Ciça, como é conhecida Cecília, foi aluna de Rosa no Mackenzie e, a seu convite, trabalharam juntas entre 1977 e 1980. Seguiram amigas e parceiras pela vida afora. Ciça foi professora de paisagismo na PUC Campinas e presidente da ABAP. Casou-se com um sobrinho de Rosa, Michel Gorski. Lúcia Costa, coorganizadora do livro, arquiteta e paisagista carioca, é doutora em Paisagismo pela University College de Londres e uma das fundadoras do mestrado em Arquitetura Paisagística na UFRJ, onde também dá aulas.

“Nesse longo convívio que tive com ela, destaco sua atitude destemida, um interesse muito despido de preconceito que a faz desvendar tudo o que tem para ser compreendido e enfrentado no projeto. Essa sua atitude destemida abre portas”, observa Ciça.

“Uma de suas características é a generosidade, o fato de compartilhar conhecimento e dar crédito a quem coopera com ela. Tem uma maneira de trabalhar compartilhando, não só ideias, mas a própria casa, a mesa de jantar. Isso teve um impacto muito grande na minha vida”, lembra Lúcia.

Mulheres na Arquitetura

O nome das mulheres no campo da arquitetura e do paisagismo tem sofrido um apagamento na nossa história, como de resto em outras áreas profissionais. Na verdade, sua contribuição é notável desde meados do século passado, no Brasil e América Latina.

A presença de três delas, contudo, é inescapável quando se pensa em São Paulo: a arquiteta Lina Bo Bardi, a artista plástica Tomie Ohtake e a urbanista Rosa Kliass deixaram suas generosas marcas na cidade. Curiosamente, as três são imigrantes: Lina nascida em Roma, Tomie, em Quioto, e Rosa, pertencente à comunidade judaica. Expressam o valor da imigração na diversidade cultural de São Paulo.

São mulheres excepcionais, como afirma Laís Modelli, em artigo de 2017. Lina Bo Bardi criou o Museu de Arte de SP, o Masp, cartão-postal da cidade; seu conjunto arquitetônico do Sesc Pompeia foi eleito a sexta melhor construção do mundo pelo jornal britânico The Guardian. As esculturas gigantes e o Instituto de Tomie Ohtake marcam a grande participação dos imigrantes japoneses na formação e cultura da cidade. Entre as mais importantes obras de Rosa Kliass estão a Reurbanização do Vale do Anhangabaú e o Parque da Juventude, que transformou num dos principais parques públicos paulistanos a área que abrigava o Complexo Penitenciário do Carandiru.

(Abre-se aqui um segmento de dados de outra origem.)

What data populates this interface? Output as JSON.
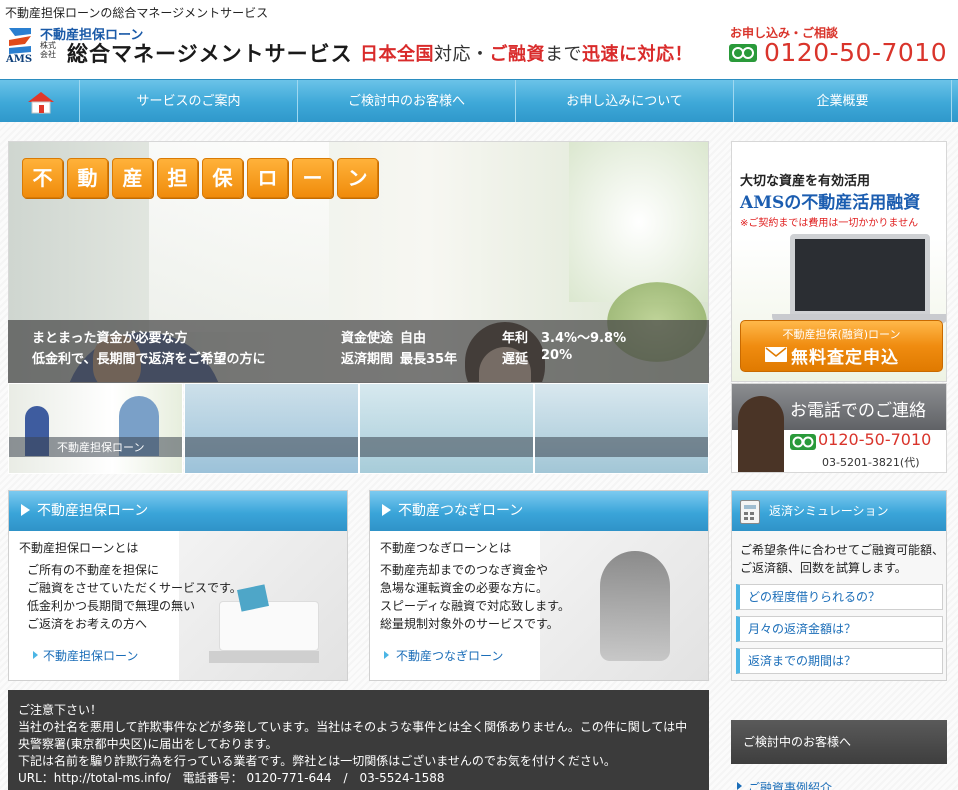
{
  "page": {
    "tagline": "不動産担保ローンの総合マネージメントサービス"
  },
  "header": {
    "logo_mark_text": "AMS",
    "logo_subtitle": "不動産担保ローン",
    "company_type": "株式会社",
    "company_name": "総合マネージメントサービス",
    "slogan_1": "日本全国",
    "slogan_2": "対応・",
    "slogan_3": "ご融資",
    "slogan_4": "まで",
    "slogan_5": "迅速に対応！",
    "contact_label": "お申し込み・ご相談",
    "phone": "0120-50-7010"
  },
  "nav": {
    "items": [
      {
        "label": "サービスのご案内"
      },
      {
        "label": "ご検討中のお客様へ"
      },
      {
        "label": "お申し込みについて"
      },
      {
        "label": "企業概要"
      }
    ]
  },
  "hero": {
    "title_chars": [
      "不",
      "動",
      "産",
      "担",
      "保",
      "ロ",
      "ー",
      "ン"
    ],
    "line1": "まとまった資金が必要な方",
    "line2": "低金利で、長期間で返済をご希望の方に",
    "usage_label": "資金使途",
    "usage_value": "自由",
    "period_label": "返済期間",
    "period_value": "最長35年",
    "rate_label": "年利",
    "rate_value": "3.4%〜9.8%",
    "late_label": "遅延",
    "late_value": "20%"
  },
  "thumbs": {
    "active_label": "不動産担保ローン"
  },
  "ams_box": {
    "line1": "大切な資産を有効活用",
    "line2": "AMSの不動産活用融資",
    "line3": "※ご契約までは費用は一切かかりません",
    "cta_small": "不動産担保(融資)ローン",
    "cta_big": "無料査定申込"
  },
  "phone_box": {
    "title": "お電話でのご連絡",
    "phone": "0120-50-7010",
    "phone2": "03-5201-3821(代)"
  },
  "panels": [
    {
      "title": "不動産担保ローン",
      "subtitle": "不動産担保ローンとは",
      "desc": "ご所有の不動産を担保に\nご融資をさせていただくサービスです。\n低金利かつ長期間で無理の無い\nご返済をお考えの方へ",
      "link": "不動産担保ローン"
    },
    {
      "title": "不動産つなぎローン",
      "subtitle": "不動産つなぎローンとは",
      "desc": "不動産売却までのつなぎ資金や\n急場な運転資金の必要な方に。\nスピーディな融資で対応致します。\n総量規制対象外のサービスです。",
      "link": "不動産つなぎローン"
    }
  ],
  "simulation": {
    "title": "返済シミュレーション",
    "desc": "ご希望条件に合わせてご融資可能額、\nご返済額、回数を試算します。",
    "links": [
      "どの程度借りられるの？",
      "月々の返済金額は？",
      "返済までの期間は？"
    ]
  },
  "notice": {
    "line1": "ご注意下さい！",
    "line2": "当社の社名を悪用して詐欺事件などが多発しています。当社はそのような事件とは全く関係ありません。この件に関しては中",
    "line3": "央警察署(東京都中央区)に届出をしております。",
    "line4": "下記は名前を騙り詐欺行為を行っている業者です。弊社とは一切関係はございませんのでお気を付けください。",
    "line5": "URL：http://total-ms.info/　電話番号：  0120-771-644　/　03-5524-1588"
  },
  "kentou": {
    "title": "ご検討中のお客様へ",
    "link": "ご融資事例紹介"
  },
  "colors": {
    "accent_blue": "#3ea8d8",
    "accent_orange": "#f08c10",
    "phone_red": "#d9342b"
  }
}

O Ciclo de Seminários online “Paisagens de aquém e além-mar. Ensaios sobre a paisagem: Portugal e Brasil” contou com a organização de várias instituições de ensino portuguesas e brasileiras, com coordenação do Observatório de Paisagem da Faculdade de Ciências da Universidade do Porto e Universidade Federal de Goiás, com apoio do Instituto Camões, UIA (27º Congresso Mundial dos Arquitectos), Câmara Municipal de Lisboa e APAP (Associação Portuguesa dos Arquitetos Paisagistas) e ABAP (Associação Brasileira de Arquitetos Paisagistas).